Yağmur zor bir sürecin içine girmek üzereyken, Devran ise uzun uğraşlar ve düşünmeler sonucunda anahtarın nereyi açtığını buldu. Anahtar özel yapım bir kasayı açıyordu.
Kasa ise şuan yaşadığı ama bir zamanlar ailesine ait olan sonrasında çevresindeki belli arsaları alarak genişlettiği evinin bodrumundaydı. Anne ve babasının yaşadığı evi yıkmamış sadece sağlamlaştırarak eklemeler yapmış yeni odalar eklemesini sağlamıştı. Daha korunaklı bir ev inşa etmeye çalışmıştı. İleri ne olacağı belli olmazdı.
Bodrum katta ise anne ve babasının çalışma odası vardı. Oraya hiç dokunmamış sadece arada temizlik yaparak temiz tuttu.
Günler sonra aklına gelen bodrum ise onu hem hüzünlendirdi, hem heyecanlandırdı. Hemen Yağmur’a müsait olunca yanına gelmesiyle ilgili mesaj atarken kendisi de kasanın açılıp açılmadığını kontrol etti.
Yağmur sabahın ilk ışıklarında kendisini eve zor atmıştı. Gece boyu Erdem ile ilgili bir iz arayarak ve şüphelendikleri diğer iki kişiyle ilgili bilgilere ulaşmaya çalışmışlardı. Ancak ellerinde sadece genel bilgiler vardı. Daha derin araştırmayı ise savcılıktan izin geldikten sonra yapacaklardı.
Erdem Mercan’ın kaçırılmasında diğerlerinin bir ilgisi olduğu kanıtlanana kadar hiçbir işlem yapamıyorlardı. Kamera kayıtlarındaki adamın yani Hüseyin Aktaş’ın telefon görüşmesi sonrası Erdem kaçırılmış olsa da kesin kanıt yoktu.
Yağmur eve gelir gelmez kendisini yatağa bırakarak uykuya daldı. Uyumasının üzerinden yaklaşık dört saat geçmişti ki gelen mesaj sesi ile irkilerek gözlerini açtığında telefonu sessize almadığı için pişmandı. Birde sesini son seste bırakmış korkmasına sebep olmuştu.
Komedinin üstündeki telefonu güç bela aldıktan sonra gelen mesaja baktı.
“ Yağmur anahtarın nereyi açtığını buldum.

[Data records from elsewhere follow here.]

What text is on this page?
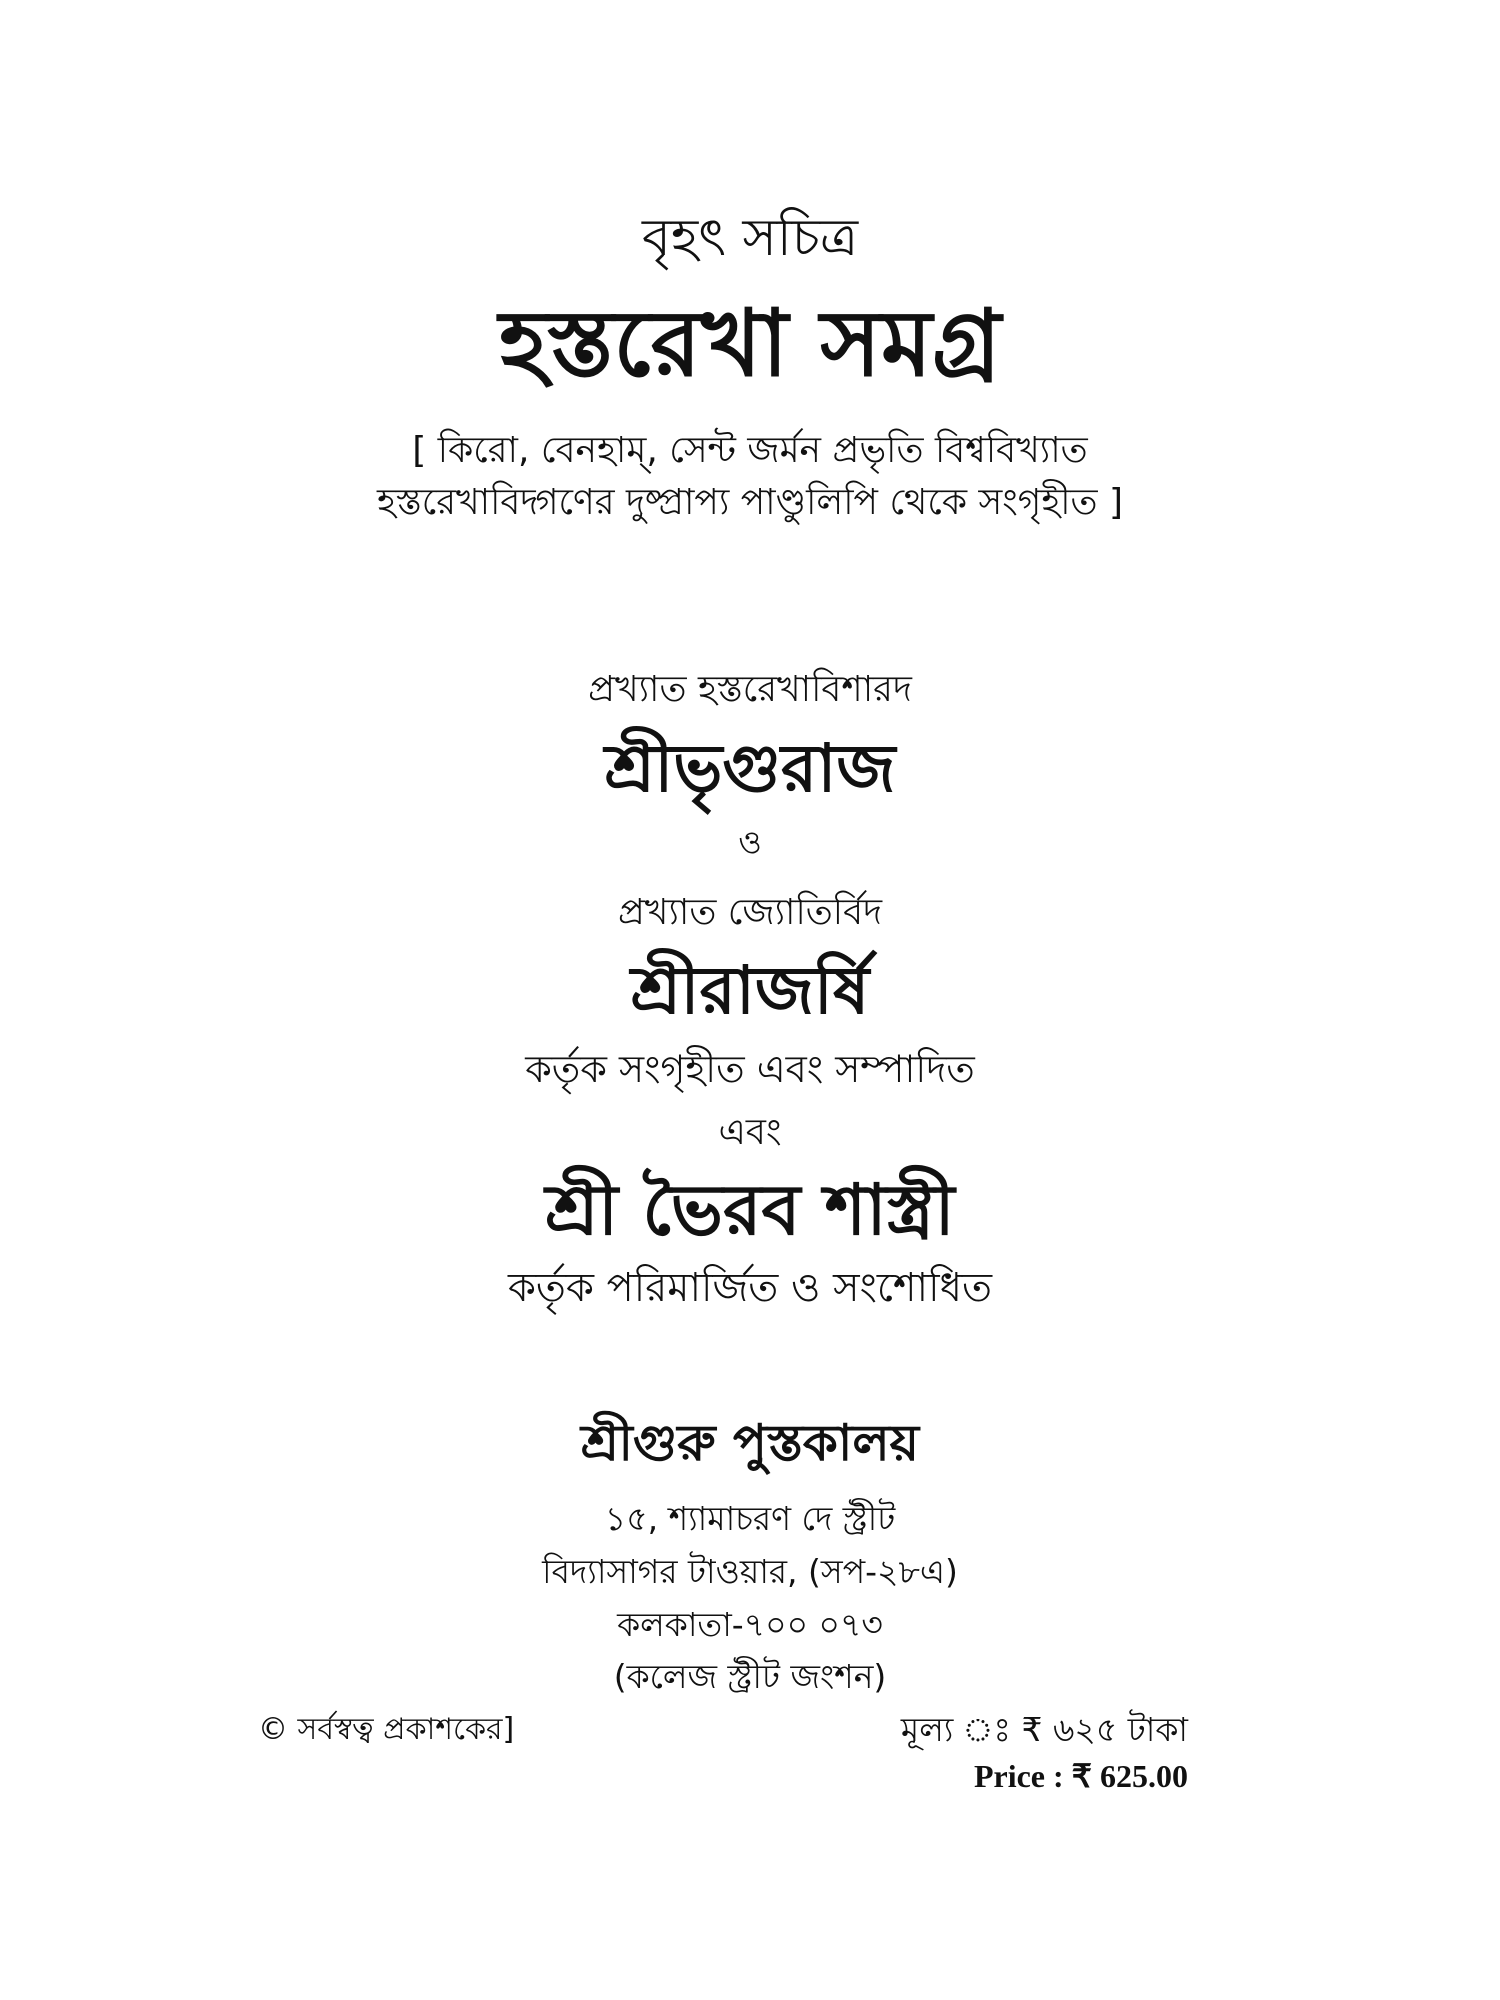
বৃহৎ সচিত্র
হস্তরেখা সমগ্র
[ কিরো, বেনহাম্, সেন্ট জর্মন প্রভৃতি বিশ্ববিখ্যাত
হস্তরেখাবিদ্গণের দুষ্প্রাপ্য পাণ্ডুলিপি থেকে সংগৃহীত ]
প্রখ্যাত হস্তরেখাবিশারদ
শ্রীভৃগুরাজ
ও
প্রখ্যাত জ্যোতির্বিদ
শ্রীরাজর্ষি
কর্তৃক সংগৃহীত এবং সম্পাদিত
এবং
শ্রী ভৈরব শাস্ত্রী
কর্তৃক পরিমার্জিত ও সংশোধিত
শ্রীগুরু পুস্তকালয়
১৫, শ্যামাচরণ দে স্ট্রীট
বিদ্যাসাগর টাওয়ার, (সপ-২৮এ)
কলকাতা-৭০০ ০৭৩
(কলেজ স্ট্রীট জংশন)
© সর্বস্বত্ব প্রকাশকের]	মূল্য ঃ ₹ ৬২৫ টাকা
Price : ₹ 625.00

Müsait olduğunda benim eve gel ”
Yağmur uyku sersemi okuduğu yazıyı başta anlamasa da ikinci defa okuması ile gözleri şaşkınlıkla açıldı. Anahtarın nereyi açtığını bulmuşlardı. Kalbi heyecan ve merakla çarparken hızla yataktan kalkarak hazırlandı. Ne kadar hızlı olmaya çalışsa da yarım saatten önce evden çıkamadı.
Devran’ın evine vardığında arabasını bahçe kapısına park ederek indi. Kalbi heyecan ile çarparken içinde birazcıkta korku vardı. Devran’ın ailesinden bir bilgi daha öğreneceklerdi. Bu bilgi günlüklerde yazanlarda daha farklı mı olacak bilmemek onu korkutuyordu.
Seri adımlarla evin kapısına vardığında zile bastı. Kısa süre de açılan kapı ile sadece birkaç gündür göremediği Devran’a sıkıca sarıldı. Kokusunu içene çekerken tüm sıkıntılarından arındığını hissetti. Bu duygular güçlerini mi? Yoksa kalplerini mi? Paylaştıkları içindi. Devran’ın gecikmeyen sarılışı ile kollarını biraz daha sıkılaştırdı.
“ seni çok özledim ”
“ bende çok özledim ”
Devran bir yandan konuşurken daha fazla kapıda sarılmamak için Yağmur’u çok az kendinden uzaklaştırarak kapıyı kapattı. Ardından sevdiği kadının omzuna kolunu atarak onu kendine yaslarken içeriye yönlendirdi.
“ işlerin yoğundur diye aramadım da bugün ”
Yağmur ona ayak uydurarak salona doğru yürürken kolunu beline doladı.
“ evet yoğun bir gündü. Ama sesini duymak iyi gelirdi.”
Devran duydukları ile gözlerinin içi gülerken Yağmur’u biraz daha kendine çekti. Saçlarının arasına dudaklarını bastırırken kokusu ile mest olarak gözlerini kapattı. Seviyordu Yağmur’u daha ötesi yoktu. Gün içinde başına bir şey geldi mi? Gelecek mi? Diye kalbi ağzında atıyordu. İçindeki korku sevdiği kadına güvenmemekten değil yaptığı tehlikeli ama gurur verici olan mesleğindendi.
Aklındaki kötü düşünceleri içene çektiği koku ile uzaklaştırarak Yağmur’un saçlarını bir kez daha öperek girdikleri salonda ki en yakın koltuğu oturttu. Hemen yanına oturarak onu tekrar kendine yasladı.
“ demek sesimi duymak iyi gelirdi. Peki bundan son seni her gün rahatsız edeceğim ”
Yağmur, Devran’ın göğsündeki başını kaldırarak onun gözlerine baktı. Kendisinin gözlerinin ona bakarken parladığını gibi, sevdiği adamın da gözlerinin içi parlıyordu.
“ seni çok seviyorum sesini her saniye duysam bıkmam ”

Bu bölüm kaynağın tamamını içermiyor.